Tuesday, February 24, 2009

Where's Wall Street?

I joked Sunday during my presentation at the Traders Expo that I was not wearing a suit because Wall Street was dead so there was no need. That got a chuckle from the crowd but when you think about it, all the majors are either gone or magically morphed into banks.

What makes me more afraid is not the natural capitalist selection of the broker/dealers. Rather, it is that there will be no replacement structure for several years. Trading, investing, raising capital and similar activities could be on hold as the recession takes its toll.

And with that, the demand for publications such as Barron's and my own newsletter can decline.

Now, I am not saying Barron's readership and/or advertising are down because I just don't know. But seeing all the accompanying businesses to Wall Street fade back into the shadows for a few years is not out of the question.

Yes, I know, getting out at the bottom is the sign of capitulation. But I do not think people in this business are getting out permanently. They may just want to take some time off and recharge while the economy and the market does the same. After all, Wall Street is in our blood.

Anybody want to buy a newsletter? (tongue near, if not in, cheek)

9 comments:

Paul O'Cuana said...

I'll wait to see Investors Intelligence's data tomorrow to see if there is something to this capitulation idea,
but what are the chances that this is a double bottom formation? I mean they're not always perfect formations. The second leg down can go a bit lower than the first.

jeromek said...

I don't think so, 2nd leg should be +/- 3%, currently 2nd leg down 5% on the Dow, also often on double bottoms the second leg is slightly higher than the 1st, not the case here.
Additional price volume confirmation required, but would unfortunatley say no double for now.
There is plenty of capitulation here in the market, but it remains opened ended as to weather or not it is "final" capitulation.

Michael Kahn said...

See my column from last week where I call the Dow irrelevant. As for the S&P, sure it can be a double bottom but that suggests that there will be a breakout above the Inauguration peak.

Rather, I view it as just another low and test of support in an ongoing trading range that will last many months.

As for capitulation, I was talking about my own type of capitulation in wanting to just get out of the business for a while and come back refreshed into a market that actually works.

As for investor capitulation, I say it happened in July 2002 months before the lowest low and October 2008, again months before the start of the next bull.

Paul O'Cuana said...

If this is the bottom of a trading range then it would be foolish not to buy here.
Money markets are just over 1% and Equity Income funds are yielding better than 5%.

The question is will there be another leg down?
Is it just me or is there a consensus forming around the belief in another leg down?
Not that the Bears are wrong. They'll only be wrong at the end.

Unknown said...

I covered 50% of my inverse MF positions at the close on Monday because at least a few of the indicators I use were not confirming the lows of the Dow and SP5 with about 20 minutes left. Who knows maybe I should have closed 100% !!
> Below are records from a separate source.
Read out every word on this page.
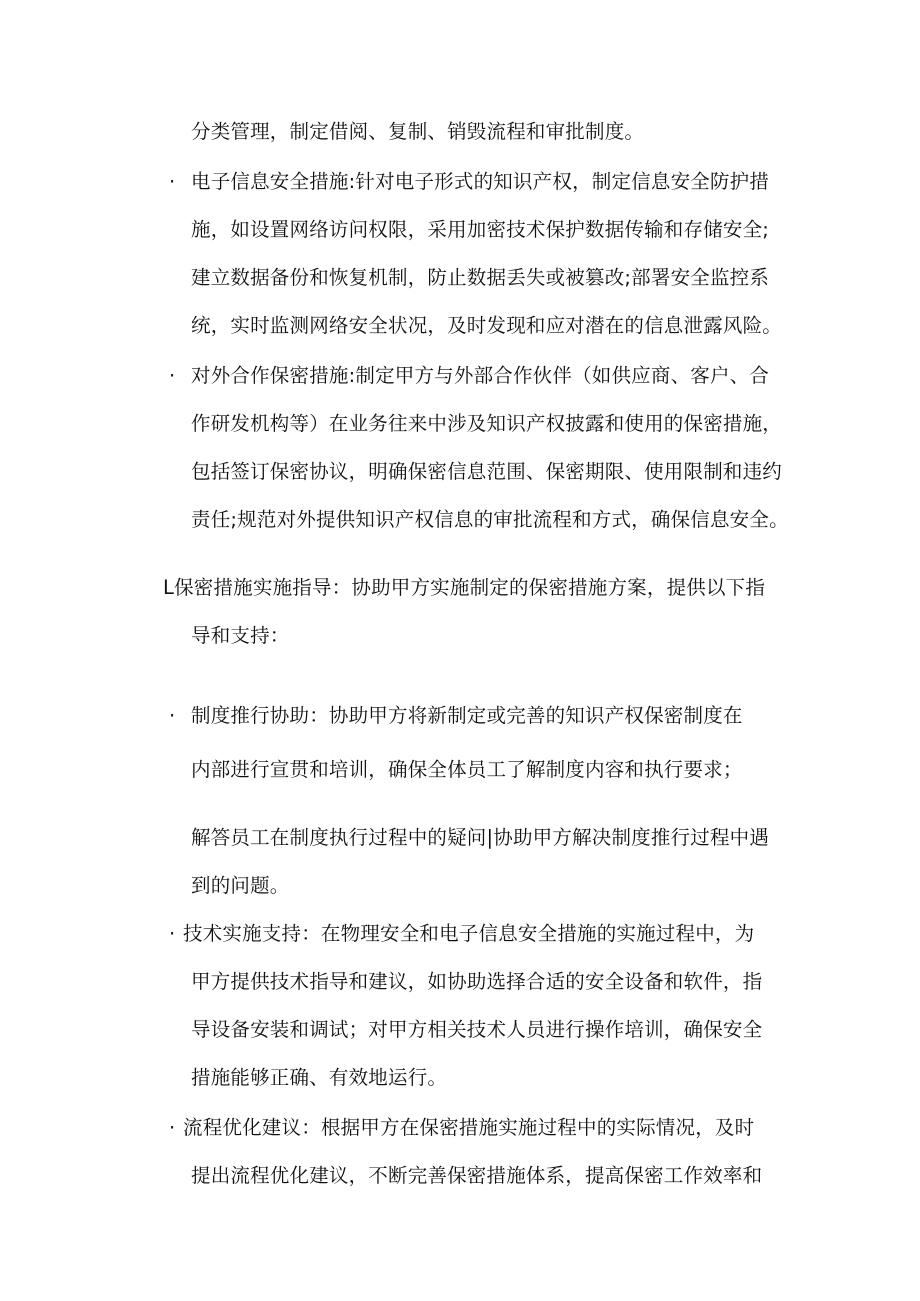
分类管理，制定借阅、复制、销毁流程和审批制度。
· 电子信息安全措施:针对电子形式的知识产权，制定信息安全防护措
施，如设置网络访问权限，采用加密技术保护数据传输和存储安全;
建立数据备份和恢复机制，防止数据丢失或被篡改;部署安全监控系
统，实时监测网络安全状况，及时发现和应对潜在的信息泄露风险。
· 对外合作保密措施:制定甲方与外部合作伙伴（如供应商、客户、合
作研发机构等）在业务往来中涉及知识产权披露和使用的保密措施，
包括签订保密协议，明确保密信息范围、保密期限、使用限制和违约
责任;规范对外提供知识产权信息的审批流程和方式，确保信息安全。
L保密措施实施指导：协助甲方实施制定的保密措施方案，提供以下指
导和支持：
· 制度推行协助：协助甲方将新制定或完善的知识产权保密制度在
内部进行宣贯和培训，确保全体员工了解制度内容和执行要求；
解答员工在制度执行过程中的疑问|协助甲方解决制度推行过程中遇
到的问题。
· 技术实施支持：在物理安全和电子信息安全措施的实施过程中，为
甲方提供技术指导和建议，如协助选择合适的安全设备和软件，指
导设备安装和调试；对甲方相关技术人员进行操作培训，确保安全
措施能够正确、有效地运行。
· 流程优化建议：根据甲方在保密措施实施过程中的实际情况，及时
提出流程优化建议，不断完善保密措施体系，提高保密工作效率和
Bloomberg reported today that Prechter advised to cover all shorts today. A friend pdf d Prechter's Elliot Wave to me but didnt have time to read it. It gets me how the media still credits him for calling the 87 Crash! A group of us subscribed back then and he clearly did not forecast Black Monday, not in his newsletter nor on his telephone update !! In fact the newsletter the week before the Crash was short term Bullish !!

Anyway, the next few days will tell me if a Double Bottom is in.

Michael, any thoughts on EW ?

Unknown said...

I'll never forget back in early 1994 when Prechter predicted the end of the "grand supercycle" at Dow 3710, and that we were going to drop in a big way.

That didn't work out like he said it would, did it? LOL.

Unknown said...

Gingersue,

You sound like a veteran!!

Hot hands come and go, Prechter was hot before the Crash, but he was preceded by Joe Granville, followed by Elaine Garzarelli, Abby Joseph and so on.

EW seems like dropping bread crumbs on a lake to make your way back, i.e. just too arbitrary in numbering the 'waves'

Unknown said...

Remember back in the 1996-1998 time frame when Don Wolanchuk had the hot hand with his version of the Elliot wave? He had his 15 minutes of fame as well.

I made a ton of money trading the COT (Commitment of Traders report) on the S&P from 1992 to 2004 which is when it stopped working and still doesn't work anymore. 2004 is also about when momentum investing and buying breakouts stopped working, a la IBD and Bill O'Neill.

Unknown said...

Gingersue,

Where is Arch Crawford and the moons, stars, and planets !!